Proyek rehabilitasi jaringan irigasi Air Nipis–Seginim, Kabupaten Bengkulu Selatan, kembali menuai sorotan tajam. Program bernilai Rp 9,18 miliar dari Kementerian Pekerjaan Umum dan Perumahan Rakyat (PUPR) melalui Direktorat Jenderal Sumber Daya Air itu diduga dikerjakan tidak sesuai spesifikasi dan terkesan asal-asalan.

Dengan nomor kontrak HK 02 01/BWS7.7/457 dan dikerjakan oleh kontraktor pelaksana CV Cugung, proyek ini justru memunculkan banyak tanda tanya. Hasil investigasi di lapangan memperlihatkan indikasi kuat adanya penyimpangan volume pekerjaan.

Dinding coran yang seharusnya rapi, justru tampak keropos dan tidak merata. Rangkaian besi beton terlihat bengkok dan jarak cincin pengikat tidak seragam. Lebih parah lagi, pengecoran dikerjakan tanpa pondasi memadai, tidak menggunakan alas plastik, dan besi dibiarkan kotor bercampur tanah sebelum ditutup adukan beton.

Kritik LSM P2NAPAS: Transparansi Wajib!

Ketua Umum Perkumpulan Pemuda Nusantara Pas-Aman (P2NAPAS) Indonesia, Ahmad Husen Batu Bara, menegaskan bahwa proyek semacam ini harus diawasi secara ketat.

“Balai Sumber Daya Air SNVT PJPA Sumatera VII wajib transparan kepada publik. Masyarakat berhak tahu apakah proyek bernilai miliaran ini benar-benar sesuai spesifikasi atau hanya menjadi ajang mencari keuntungan dengan mengorbankan kualitas dan kepentingan rakyat,” tegas Ahmad Husen saat dikonfirmasi via WhatsApp, Minggu (1/9).
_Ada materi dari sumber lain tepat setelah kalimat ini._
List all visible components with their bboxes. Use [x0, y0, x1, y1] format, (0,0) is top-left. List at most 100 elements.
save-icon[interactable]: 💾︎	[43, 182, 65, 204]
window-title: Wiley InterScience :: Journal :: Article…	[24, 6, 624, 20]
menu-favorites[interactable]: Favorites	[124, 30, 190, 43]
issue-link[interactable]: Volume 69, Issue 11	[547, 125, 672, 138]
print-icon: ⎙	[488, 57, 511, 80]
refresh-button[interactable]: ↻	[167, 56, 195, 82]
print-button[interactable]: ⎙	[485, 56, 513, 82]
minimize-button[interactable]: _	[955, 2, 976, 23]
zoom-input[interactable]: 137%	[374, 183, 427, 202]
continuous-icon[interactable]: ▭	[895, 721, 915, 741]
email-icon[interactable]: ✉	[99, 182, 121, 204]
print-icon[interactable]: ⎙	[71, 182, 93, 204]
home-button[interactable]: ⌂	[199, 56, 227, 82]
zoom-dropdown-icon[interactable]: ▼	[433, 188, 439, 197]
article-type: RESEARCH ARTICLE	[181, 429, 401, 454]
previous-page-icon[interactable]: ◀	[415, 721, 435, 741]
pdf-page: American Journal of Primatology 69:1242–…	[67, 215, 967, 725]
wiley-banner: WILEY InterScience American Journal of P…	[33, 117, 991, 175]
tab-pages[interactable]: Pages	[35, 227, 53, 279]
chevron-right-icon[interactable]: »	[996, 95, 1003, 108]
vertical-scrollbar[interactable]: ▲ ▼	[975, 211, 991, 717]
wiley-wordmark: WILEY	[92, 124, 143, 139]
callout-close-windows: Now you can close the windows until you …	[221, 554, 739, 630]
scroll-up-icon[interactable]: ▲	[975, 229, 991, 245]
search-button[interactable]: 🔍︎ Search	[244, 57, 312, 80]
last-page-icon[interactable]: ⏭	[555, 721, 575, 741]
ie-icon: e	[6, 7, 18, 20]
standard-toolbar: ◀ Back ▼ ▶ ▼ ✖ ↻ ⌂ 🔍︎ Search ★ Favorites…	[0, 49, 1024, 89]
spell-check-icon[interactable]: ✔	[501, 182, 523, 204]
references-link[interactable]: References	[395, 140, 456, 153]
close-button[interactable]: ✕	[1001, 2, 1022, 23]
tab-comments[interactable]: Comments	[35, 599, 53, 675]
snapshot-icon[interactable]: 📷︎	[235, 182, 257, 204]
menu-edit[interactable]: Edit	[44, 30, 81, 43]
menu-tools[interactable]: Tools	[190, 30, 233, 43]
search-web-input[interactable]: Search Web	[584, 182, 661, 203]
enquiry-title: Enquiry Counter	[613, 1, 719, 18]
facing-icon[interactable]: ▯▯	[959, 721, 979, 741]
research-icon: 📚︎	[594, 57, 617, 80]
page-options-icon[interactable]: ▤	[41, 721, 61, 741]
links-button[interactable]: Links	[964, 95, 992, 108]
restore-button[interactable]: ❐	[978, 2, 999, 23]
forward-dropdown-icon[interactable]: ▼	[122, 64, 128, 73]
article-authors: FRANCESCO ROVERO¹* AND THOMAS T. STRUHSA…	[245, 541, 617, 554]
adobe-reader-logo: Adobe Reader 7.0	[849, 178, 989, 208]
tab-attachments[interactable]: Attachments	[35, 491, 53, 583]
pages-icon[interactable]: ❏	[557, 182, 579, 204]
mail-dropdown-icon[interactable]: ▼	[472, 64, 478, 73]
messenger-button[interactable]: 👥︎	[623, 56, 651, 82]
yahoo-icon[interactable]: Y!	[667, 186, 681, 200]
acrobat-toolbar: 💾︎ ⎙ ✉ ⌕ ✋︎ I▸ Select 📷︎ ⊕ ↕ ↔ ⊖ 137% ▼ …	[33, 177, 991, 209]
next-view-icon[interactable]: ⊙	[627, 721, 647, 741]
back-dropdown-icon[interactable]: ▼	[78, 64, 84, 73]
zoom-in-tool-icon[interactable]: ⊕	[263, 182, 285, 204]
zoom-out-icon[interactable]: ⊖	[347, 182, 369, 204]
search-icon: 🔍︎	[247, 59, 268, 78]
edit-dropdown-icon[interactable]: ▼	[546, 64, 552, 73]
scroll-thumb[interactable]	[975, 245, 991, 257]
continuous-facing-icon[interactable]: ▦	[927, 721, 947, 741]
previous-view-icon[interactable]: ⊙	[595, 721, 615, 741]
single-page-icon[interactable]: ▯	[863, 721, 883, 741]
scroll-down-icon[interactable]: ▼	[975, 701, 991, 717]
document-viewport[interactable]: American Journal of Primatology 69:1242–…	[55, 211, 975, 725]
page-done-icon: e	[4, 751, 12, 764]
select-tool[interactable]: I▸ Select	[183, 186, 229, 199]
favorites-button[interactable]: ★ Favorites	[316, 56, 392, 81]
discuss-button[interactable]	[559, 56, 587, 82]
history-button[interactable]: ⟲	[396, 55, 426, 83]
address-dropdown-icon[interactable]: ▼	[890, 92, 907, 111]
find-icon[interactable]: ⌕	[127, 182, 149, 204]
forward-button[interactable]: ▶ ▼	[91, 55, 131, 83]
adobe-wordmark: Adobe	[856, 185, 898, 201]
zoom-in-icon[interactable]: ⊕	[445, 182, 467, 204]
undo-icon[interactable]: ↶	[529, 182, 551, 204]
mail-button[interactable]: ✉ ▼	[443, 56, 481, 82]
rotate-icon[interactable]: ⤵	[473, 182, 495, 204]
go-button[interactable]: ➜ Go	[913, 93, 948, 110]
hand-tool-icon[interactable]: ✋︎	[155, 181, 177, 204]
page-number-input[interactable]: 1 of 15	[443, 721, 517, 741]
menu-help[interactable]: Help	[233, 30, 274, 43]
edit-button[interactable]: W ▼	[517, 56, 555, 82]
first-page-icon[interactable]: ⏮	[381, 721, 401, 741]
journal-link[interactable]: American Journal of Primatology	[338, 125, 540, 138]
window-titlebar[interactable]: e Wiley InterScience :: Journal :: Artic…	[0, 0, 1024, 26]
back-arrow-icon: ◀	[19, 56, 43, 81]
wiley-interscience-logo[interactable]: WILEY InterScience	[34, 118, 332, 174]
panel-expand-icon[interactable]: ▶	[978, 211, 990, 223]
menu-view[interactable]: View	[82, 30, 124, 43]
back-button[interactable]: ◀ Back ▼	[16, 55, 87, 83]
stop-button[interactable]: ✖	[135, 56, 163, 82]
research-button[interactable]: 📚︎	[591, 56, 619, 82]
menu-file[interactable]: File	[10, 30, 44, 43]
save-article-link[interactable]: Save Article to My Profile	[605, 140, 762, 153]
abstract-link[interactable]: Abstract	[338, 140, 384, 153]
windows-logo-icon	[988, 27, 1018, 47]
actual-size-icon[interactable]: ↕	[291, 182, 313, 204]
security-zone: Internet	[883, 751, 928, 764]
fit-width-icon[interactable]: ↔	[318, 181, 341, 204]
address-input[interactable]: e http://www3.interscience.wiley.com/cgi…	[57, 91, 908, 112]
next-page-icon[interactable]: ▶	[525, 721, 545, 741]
PPK Bungkam, Publik Bertanya-tanya

Hingga berita ini diturunkan, Pejabat Pembuat Komitmen (PPK) dari SNVT PJPA Sumatera VII dengan kode BWS7.7/457 belum dapat memberikan klarifikasi. Diamnya pihak berwenang kian memperkuat dugaan publik bahwa ada yang tidak beres dalam proyek ini.

Apakah pekerjaan ini sesuai gambar teknis, spek, dan prosedur? Atau justru benar adanya dugaan pengerjaan asal jadi demi meraup keuntungan besar dengan mengorbankan uang negara?
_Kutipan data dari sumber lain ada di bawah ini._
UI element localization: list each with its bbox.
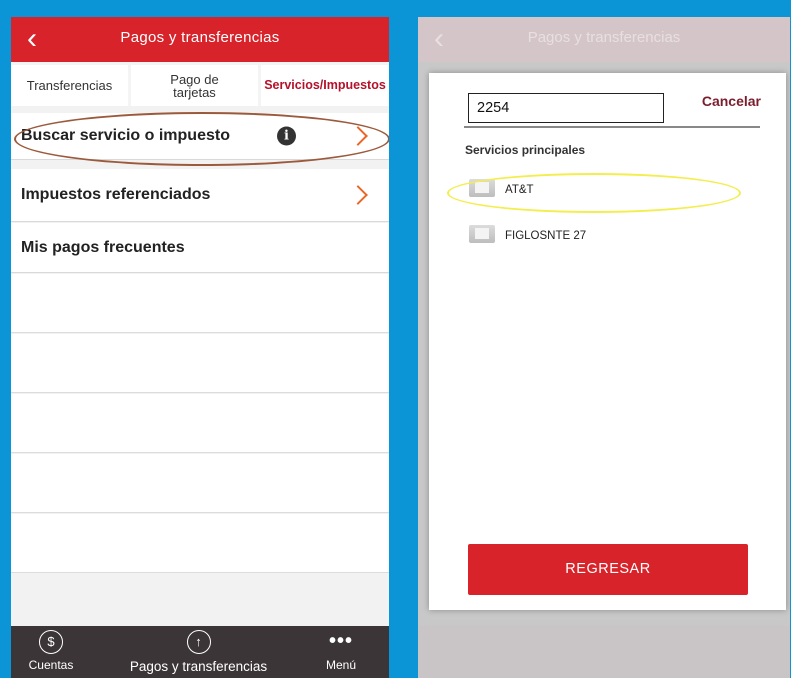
tab-label-line2: tarjetas: [173, 84, 216, 100]
search-input[interactable]: [468, 93, 664, 123]
empty-list-row: [11, 334, 389, 393]
service-name: FIGLOSNTE 27: [505, 230, 587, 242]
service-search-modal: Cancelar Servicios principales AT&T FIGL…: [429, 73, 786, 610]
cancel-button[interactable]: Cancelar: [702, 93, 761, 109]
section-title: Servicios principales: [465, 143, 586, 157]
empty-list-row: [11, 274, 389, 333]
empty-list-row: [11, 454, 389, 513]
highlight-oval: [14, 112, 389, 166]
right-screen: ‹ Pagos y transferencias Cancelar Servic…: [418, 17, 790, 678]
empty-list-row: [11, 394, 389, 453]
chevron-right-icon: [348, 185, 368, 205]
nav-cuentas[interactable]: $ Cuentas: [21, 626, 81, 678]
tab-transferencias[interactable]: Transferencias: [11, 65, 128, 106]
more-dots-icon: •••: [328, 630, 354, 652]
app-header-dimmed: ‹ Pagos y transferencias: [418, 17, 790, 62]
tab-label: Servicios/Impuestos: [264, 78, 386, 92]
tab-pago-de-tarjetas[interactable]: Pago de tarjetas: [131, 65, 258, 106]
bottom-nav: $ Cuentas ↑ Pagos y transferencias ••• M…: [11, 626, 389, 678]
list-item-impuestos-referenciados[interactable]: Impuestos referenciados: [11, 169, 389, 222]
nav-label: Cuentas: [28, 658, 74, 672]
page-title: Pagos y transferencias: [120, 29, 280, 46]
search-underline: [464, 126, 760, 128]
page-title: Pagos y transferencias: [527, 29, 681, 46]
list-item-label: Mis pagos frecuentes: [21, 238, 185, 256]
dollar-icon: $: [39, 630, 63, 654]
nav-label: Menú: [325, 658, 357, 672]
tab-label: Transferencias: [26, 78, 113, 93]
tab-bar: Transferencias Pago de tarjetas Servicio…: [11, 62, 389, 106]
arrow-up-icon: ↑: [186, 630, 211, 654]
service-icon: [469, 225, 495, 243]
nav-pagos-y-transferencias[interactable]: ↑ Pagos y transferencias: [111, 626, 286, 678]
app-header: ‹ Pagos y transferencias: [11, 17, 389, 62]
empty-list-row: [11, 514, 389, 573]
nav-label: Pagos y transferencias: [129, 659, 268, 674]
highlight-oval: [447, 173, 741, 213]
bottom-nav-dimmed: [418, 626, 790, 678]
left-screen: ‹ Pagos y transferencias Transferencias …: [11, 17, 389, 678]
list-item-label: Impuestos referenciados: [21, 186, 211, 203]
tab-label: Pago de tarjetas: [170, 73, 218, 99]
regresar-button[interactable]: REGRESAR: [468, 544, 748, 595]
nav-menu[interactable]: ••• Menú: [316, 626, 366, 678]
list-item-mis-pagos-frecuentes[interactable]: Mis pagos frecuentes: [11, 223, 389, 273]
tab-servicios-impuestos[interactable]: Servicios/Impuestos: [261, 65, 389, 106]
Publik Menunggu Tindakan Tegas

Kasus proyek irigasi Air Nipis–Seginim ini menjadi potret buram pengelolaan anggaran infrastruktur. Alih-alih meningkatkan kesejahteraan petani dan ketahanan pangan, proyek yang dikerjakan dengan kualitas rendah justru berpotensi menjadi beban APBN.

P2NAPAS menegaskan, transparansi dan pengawasan publik adalah kunci. Tanpa itu, proyek bernilai miliaran hanya akan berakhir sebagai monumen pemborosan anggaran.